Macro lenses offer another great feature—they allow me to get close to your subject. I can capture the tiniest details and bring them to life in my photographs. Just imagine getting up close and personal with a flower petal or insect.
Macro extension tubes are fantastic tools for photographers exploring the world of close-up and macro photography without breaking the bank. These nifty gadgets are perfect for photographers who want to experiment with macro photography but have yet to be ready to invest in a dedicated macro lens. Extension tubes are affordable alternatives that can help you achieve that close-up magic.
How do they work? Well, it's simple. You attach an extension tube between your camera body and your regular lens. This extra bit of distance allows you to focus much closer than you would with your lens alone.
With extension tubes, I can explore the world of macro photography using my Fujinon XF27mmF2.8 lens or Fujinon XF16-55mmF2.8 R LM WR lens. The table below lays out the details of the Fujinon MCEX-16.
Without the Fujinon MCEX-16 macro extension tube, the XF27mmF.8 lens has a Working Distance of 299mm (distance from the top of the lens barrel to the subject) and a Shortest Shooting Distance of 340mm (distance from the image sensor to the subject). However, when the Fujinon MCEX-16 is attached to the XF27mmF.8, these distances are reduced to 60mm and 118mm, respectively. This extension tube allows for a maximum magnification of 0.66. Although it falls short of 1:1 magnification, it is still practical for various applications.
The Fujinon MCEX-16 has electronic connections that seamlessly transmit data between Fujinon X Mount lenses and Fujifilm X Series camera bodies. Even with the tubes attached, I retain the convenience of autofocus and aperture control. Given the typically narrow depth of field (DOF) of macro lenses, it is necessary to use smaller apertures to enhance the depth of field. It’s also essential to ensure adequate lighting for the subject to avoid capturing images at excessively high ISO levels.

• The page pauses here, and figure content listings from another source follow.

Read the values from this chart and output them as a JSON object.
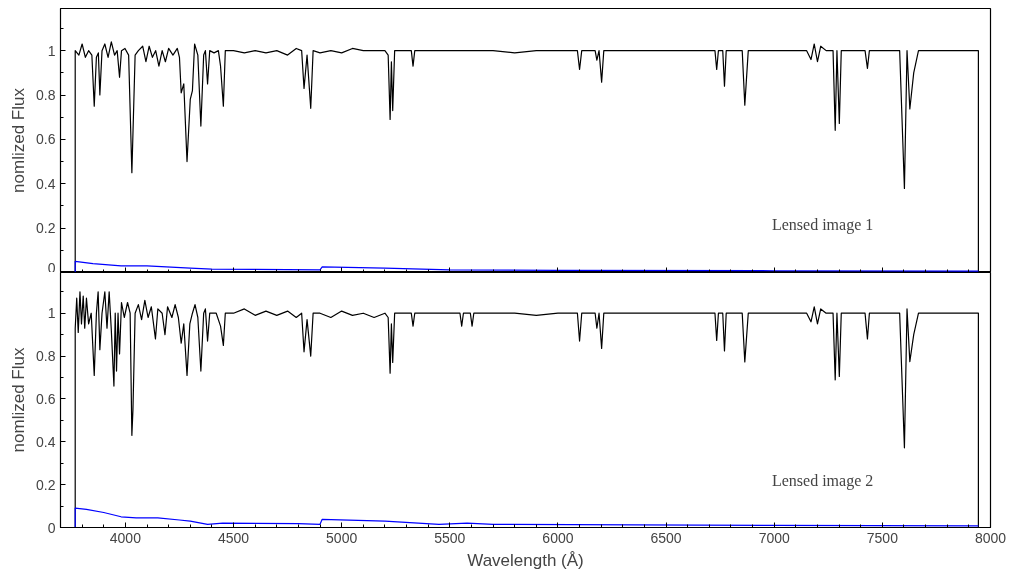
{
  "chart_data": [
    {
      "type": "line",
      "ylabel": "nomlized Flux",
      "annotations": [
        "Lensed image 1"
      ],
      "xlim": [
        3700,
        8000
      ],
      "xticks": [
        4000,
        4500,
        5000,
        5500,
        6000,
        6500,
        7000,
        7500,
        8000
      ],
      "ylim": [
        0,
        1.19
      ],
      "yticks": [
        0,
        0.2,
        0.4,
        0.6,
        0.8,
        1
      ],
      "tick_labels": "y",
      "series": [
        {
          "color": "#000000",
          "x": [
            3768,
            3768,
            3785,
            3800,
            3815,
            3830,
            3845,
            3856,
            3866,
            3875,
            3882,
            3892,
            3905,
            3920,
            3935,
            3950,
            3962,
            3973,
            3982,
            3998,
            4015,
            4030,
            4045,
            4060,
            4080,
            4095,
            4110,
            4125,
            4140,
            4155,
            4170,
            4185,
            4200,
            4220,
            4240,
            4250,
            4258,
            4270,
            4285,
            4300,
            4310,
            4320,
            4335,
            4349,
            4362,
            4370,
            4380,
            4390,
            4410,
            4430,
            4440,
            4453,
            4462,
            4500,
            4550,
            4600,
            4650,
            4700,
            4750,
            4790,
            4815,
            4826,
            4840,
            4857,
            4868,
            4900,
            4950,
            5000,
            5050,
            5100,
            5150,
            5200,
            5215,
            5224,
            5230,
            5236,
            5245,
            5300,
            5322,
            5330,
            5338,
            5400,
            5500,
            5600,
            5700,
            5800,
            5900,
            6000,
            6090,
            6100,
            6110,
            6172,
            6180,
            6190,
            6202,
            6212,
            6300,
            6400,
            6500,
            6600,
            6700,
            6726,
            6734,
            6742,
            6762,
            6770,
            6778,
            6852,
            6864,
            6880,
            7000,
            7100,
            7150,
            7170,
            7185,
            7200,
            7215,
            7240,
            7272,
            7282,
            7290,
            7301,
            7310,
            7350,
            7420,
            7431,
            7440,
            7500,
            7580,
            7602,
            7614,
            7627,
            7645,
            7667,
            7700,
            7800,
            7900,
            7944,
            7944
          ],
          "values": [
            0,
            1.0,
            0.98,
            1.03,
            0.97,
            1.0,
            0.98,
            0.75,
            0.97,
            0.99,
            0.8,
            1.0,
            1.03,
            0.97,
            1.04,
            0.98,
            1.0,
            0.88,
            1.0,
            1.01,
            0.98,
            0.45,
            0.98,
            1.0,
            1.02,
            0.95,
            1.02,
            0.97,
            1.0,
            0.93,
            1.0,
            0.95,
            1.01,
            0.98,
            1.01,
            0.97,
            0.81,
            0.85,
            0.5,
            0.78,
            0.82,
            1.03,
            0.98,
            0.66,
            0.98,
            1.0,
            0.85,
            1.0,
            0.99,
            1.0,
            0.93,
            0.75,
            1.0,
            1.0,
            0.99,
            1.0,
            0.99,
            1.0,
            0.98,
            1.01,
            1.0,
            0.83,
            0.98,
            0.74,
            1.0,
            0.99,
            1.0,
            0.99,
            1.01,
            1.0,
            1.0,
            1.0,
            0.98,
            0.69,
            0.95,
            0.73,
            1.0,
            1.0,
            1.0,
            0.93,
            1.0,
            1.0,
            1.0,
            1.0,
            1.0,
            0.99,
            1.0,
            1.0,
            1.0,
            0.915,
            1.0,
            1.0,
            0.957,
            1.0,
            0.858,
            1.0,
            1.0,
            1.0,
            1.0,
            1.0,
            1.0,
            1.0,
            0.915,
            1.0,
            1.0,
            0.84,
            1.0,
            1.0,
            0.754,
            1.0,
            1.0,
            1.0,
            1.0,
            0.96,
            1.03,
            0.95,
            1.02,
            1.0,
            1.0,
            0.641,
            1.0,
            0.672,
            1.0,
            1.0,
            1.0,
            0.92,
            1.0,
            1.0,
            1.0,
            0.379,
            1.0,
            0.737,
            0.9,
            1.0,
            1.0,
            1.0,
            1.0,
            1.0,
            0
          ]
        },
        {
          "color": "#0000ff",
          "x": [
            3768,
            3768,
            3850,
            3980,
            4100,
            4300,
            4400,
            4900,
            4910,
            5200,
            5500,
            6000,
            7000,
            7944
          ],
          "values": [
            0,
            0.05,
            0.04,
            0.03,
            0.03,
            0.02,
            0.015,
            0.012,
            0.025,
            0.02,
            0.012,
            0.01,
            0.008,
            0.006
          ]
        }
      ]
    },
    {
      "type": "line",
      "xlabel": "Wavelength (Å)",
      "ylabel": "nomlized Flux",
      "annotations": [
        "Lensed image 2"
      ],
      "xlim": [
        3700,
        8000
      ],
      "xticks": [
        4000,
        4500,
        5000,
        5500,
        6000,
        6500,
        7000,
        7500,
        8000
      ],
      "ylim": [
        0,
        1.19
      ],
      "yticks": [
        0,
        0.2,
        0.4,
        0.6,
        0.8,
        1
      ],
      "series": [
        {
          "color": "#000000",
          "x": [
            3768,
            3768,
            3775,
            3782,
            3790,
            3797,
            3805,
            3812,
            3820,
            3830,
            3842,
            3856,
            3866,
            3874,
            3882,
            3892,
            3905,
            3915,
            3925,
            3935,
            3947,
            3953,
            3959,
            3966,
            3973,
            3982,
            3995,
            4010,
            4022,
            4030,
            4035,
            4045,
            4060,
            4075,
            4090,
            4105,
            4120,
            4139,
            4150,
            4170,
            4183,
            4195,
            4215,
            4230,
            4245,
            4258,
            4270,
            4285,
            4298,
            4310,
            4322,
            4335,
            4349,
            4362,
            4370,
            4380,
            4390,
            4420,
            4440,
            4453,
            4462,
            4500,
            4550,
            4600,
            4650,
            4700,
            4750,
            4790,
            4815,
            4826,
            4840,
            4857,
            4868,
            4900,
            4950,
            5000,
            5050,
            5100,
            5150,
            5200,
            5215,
            5224,
            5230,
            5236,
            5245,
            5300,
            5322,
            5330,
            5338,
            5400,
            5500,
            5547,
            5555,
            5563,
            5595,
            5603,
            5611,
            5700,
            5800,
            5900,
            6000,
            6090,
            6100,
            6110,
            6172,
            6180,
            6190,
            6202,
            6212,
            6300,
            6400,
            6500,
            6600,
            6700,
            6726,
            6734,
            6742,
            6762,
            6770,
            6778,
            6852,
            6864,
            6880,
            7000,
            7100,
            7150,
            7170,
            7185,
            7200,
            7215,
            7240,
            7272,
            7282,
            7290,
            7301,
            7310,
            7350,
            7420,
            7431,
            7440,
            7500,
            7580,
            7602,
            7614,
            7627,
            7645,
            7667,
            7700,
            7800,
            7900,
            7944,
            7944
          ],
          "values": [
            0,
            0.93,
            1.07,
            0.91,
            1.1,
            0.95,
            1.08,
            0.93,
            1.07,
            0.95,
            1.0,
            0.71,
            1.0,
            1.1,
            0.83,
            1.0,
            1.1,
            0.93,
            1.1,
            0.92,
            0.66,
            1.0,
            0.73,
            1.0,
            0.81,
            1.05,
            0.98,
            1.05,
            1.0,
            0.43,
            0.55,
            1.0,
            1.04,
            0.97,
            1.06,
            0.98,
            1.03,
            0.88,
            1.02,
            1.0,
            0.9,
            1.03,
            0.98,
            1.04,
            0.98,
            0.86,
            0.95,
            0.71,
            0.95,
            1.0,
            1.04,
            0.98,
            0.73,
            1.0,
            1.02,
            0.87,
            1.0,
            1.0,
            0.94,
            0.85,
            1.0,
            1.0,
            1.02,
            0.99,
            1.01,
            0.99,
            1.01,
            0.98,
            1.0,
            0.82,
            0.97,
            0.8,
            1.0,
            1.0,
            0.98,
            1.01,
            0.99,
            1.0,
            0.98,
            1.0,
            0.98,
            0.72,
            0.95,
            0.77,
            1.0,
            1.0,
            1.0,
            0.94,
            1.0,
            1.0,
            1.0,
            1.0,
            0.94,
            1.0,
            1.0,
            0.94,
            1.0,
            1.0,
            1.0,
            0.99,
            1.0,
            1.0,
            0.87,
            1.0,
            1.0,
            0.93,
            1.0,
            0.836,
            1.0,
            1.0,
            1.0,
            1.0,
            1.0,
            1.0,
            1.0,
            0.873,
            1.0,
            1.0,
            0.824,
            1.0,
            1.0,
            0.773,
            1.0,
            1.0,
            1.0,
            1.0,
            0.96,
            1.03,
            0.95,
            1.02,
            1.0,
            1.0,
            0.689,
            1.0,
            0.705,
            1.0,
            1.0,
            1.0,
            0.88,
            1.0,
            1.0,
            1.0,
            0.372,
            1.02,
            0.774,
            0.9,
            1.0,
            1.0,
            1.0,
            1.0,
            1.0,
            0
          ]
        },
        {
          "color": "#0000ff",
          "x": [
            3768,
            3768,
            3820,
            3900,
            3980,
            4050,
            4150,
            4250,
            4300,
            4380,
            4450,
            4800,
            4900,
            4910,
            5200,
            5450,
            5580,
            5700,
            7000,
            7944
          ],
          "values": [
            0,
            0.09,
            0.085,
            0.07,
            0.05,
            0.045,
            0.045,
            0.035,
            0.03,
            0.015,
            0.02,
            0.018,
            0.015,
            0.038,
            0.03,
            0.015,
            0.02,
            0.015,
            0.01,
            0.008
          ]
        }
      ]
    }
  ]
}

With a lens like the Fujinon XF 60mm F2.4 R Macro lens, I have close-up capabilities while retaining the ability to focus at a distance. However, the Fujinon XF 60mm F2.4 R Macro lens is expensive. Using these extension tubes benefits someone like me, who isn't heavily into macro photography but still desires the flexibility to engage in it when the opportunity presents itself.
It rained last night, and the air was thick with moisture. The backyard sassafras tree had turned yellow, red, and orange earlier in the week. The rain and wind from last night had defoliated most of the tree, scattering wet leaves on the lawn and the small deck. Moisture glistened off some leaves and collected in small pools on others.

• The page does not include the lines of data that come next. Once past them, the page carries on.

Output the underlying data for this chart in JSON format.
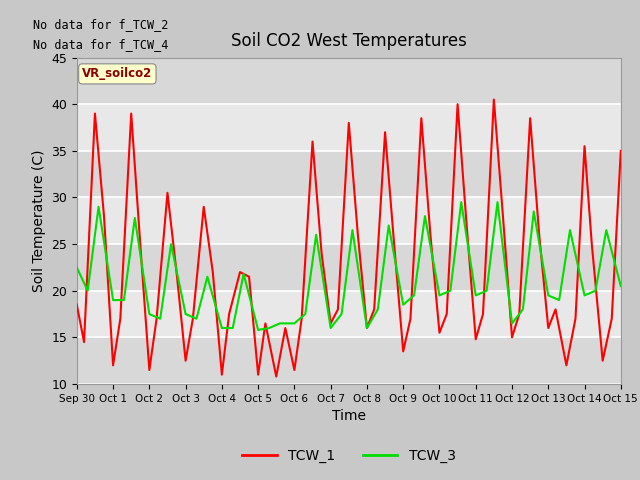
{
  "title": "Soil CO2 West Temperatures",
  "xlabel": "Time",
  "ylabel": "Soil Temperature (C)",
  "ylim": [
    10,
    45
  ],
  "no_data_text": [
    "No data for f_TCW_2",
    "No data for f_TCW_4"
  ],
  "vr_label": "VR_soilco2",
  "xtick_labels": [
    "Sep 30",
    "Oct 1",
    "Oct 2",
    "Oct 3",
    "Oct 4",
    "Oct 5",
    "Oct 6",
    "Oct 7",
    "Oct 8",
    "Oct 9",
    "Oct 10",
    "Oct 11",
    "Oct 12",
    "Oct 13",
    "Oct 14",
    "Oct 15"
  ],
  "tcw1_color": "#ff0000",
  "tcw3_color": "#00dd00",
  "legend_entries": [
    "TCW_1",
    "TCW_3"
  ],
  "tcw1_x": [
    0.0,
    0.2,
    0.5,
    0.75,
    1.0,
    1.2,
    1.5,
    1.75,
    2.0,
    2.2,
    2.5,
    2.75,
    3.0,
    3.2,
    3.5,
    3.75,
    4.0,
    4.2,
    4.5,
    4.75,
    5.0,
    5.2,
    5.5,
    5.75,
    6.0,
    6.2,
    6.5,
    6.75,
    7.0,
    7.2,
    7.5,
    7.75,
    8.0,
    8.2,
    8.5,
    8.75,
    9.0,
    9.2,
    9.5,
    9.75,
    10.0,
    10.2,
    10.5,
    10.75,
    11.0,
    11.2,
    11.5,
    11.75,
    12.0,
    12.2,
    12.5,
    12.75,
    13.0,
    13.2,
    13.5,
    13.75,
    14.0,
    14.2,
    14.5,
    14.75,
    15.0
  ],
  "tcw1_y": [
    18.5,
    14.5,
    39.0,
    28.0,
    12.0,
    17.0,
    39.0,
    25.0,
    11.5,
    17.0,
    30.5,
    22.0,
    12.5,
    17.0,
    29.0,
    22.0,
    11.0,
    17.5,
    22.0,
    21.5,
    11.0,
    16.5,
    10.8,
    16.0,
    11.5,
    17.0,
    36.0,
    24.0,
    16.5,
    18.0,
    38.0,
    26.0,
    16.0,
    18.0,
    37.0,
    25.0,
    13.5,
    17.0,
    38.5,
    26.0,
    15.5,
    17.5,
    40.0,
    27.0,
    14.8,
    17.5,
    40.5,
    28.0,
    15.0,
    17.5,
    38.5,
    26.0,
    16.0,
    18.0,
    12.0,
    17.0,
    35.5,
    25.0,
    12.5,
    17.0,
    35.0
  ],
  "tcw3_x": [
    0.0,
    0.3,
    0.6,
    1.0,
    1.3,
    1.6,
    2.0,
    2.3,
    2.6,
    3.0,
    3.3,
    3.6,
    4.0,
    4.3,
    4.6,
    5.0,
    5.3,
    5.6,
    6.0,
    6.3,
    6.6,
    7.0,
    7.3,
    7.6,
    8.0,
    8.3,
    8.6,
    9.0,
    9.3,
    9.6,
    10.0,
    10.3,
    10.6,
    11.0,
    11.3,
    11.6,
    12.0,
    12.3,
    12.6,
    13.0,
    13.3,
    13.6,
    14.0,
    14.3,
    14.6,
    15.0
  ],
  "tcw3_y": [
    22.5,
    20.0,
    29.0,
    19.0,
    19.0,
    27.8,
    17.5,
    17.0,
    25.0,
    17.5,
    17.0,
    21.5,
    16.0,
    16.0,
    21.8,
    15.8,
    16.0,
    16.5,
    16.5,
    17.5,
    26.0,
    16.0,
    17.5,
    26.5,
    16.0,
    18.0,
    27.0,
    18.5,
    19.5,
    28.0,
    19.5,
    20.0,
    29.5,
    19.5,
    20.0,
    29.5,
    16.5,
    18.0,
    28.5,
    19.5,
    19.0,
    26.5,
    19.5,
    20.0,
    26.5,
    20.5
  ],
  "fig_width": 6.4,
  "fig_height": 4.8,
  "dpi": 100
}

October's fall-coloured leaves were ordinary and commonplace but full of potential. With a spark of creativity, I wondered if I could capture them in a way that would transform their beauty into something truly extraordinary. I attached the Fujinon MCEX-16 to my Fujinon XF27mmF2.8 lens and my FujiFilm X-T3 and went outside.
The morning sun rose above the trees and warmly lit the backyard. The bright sunlight helped provide sufficient light to illuminate the leaves, even at f/8. I am happy with these results.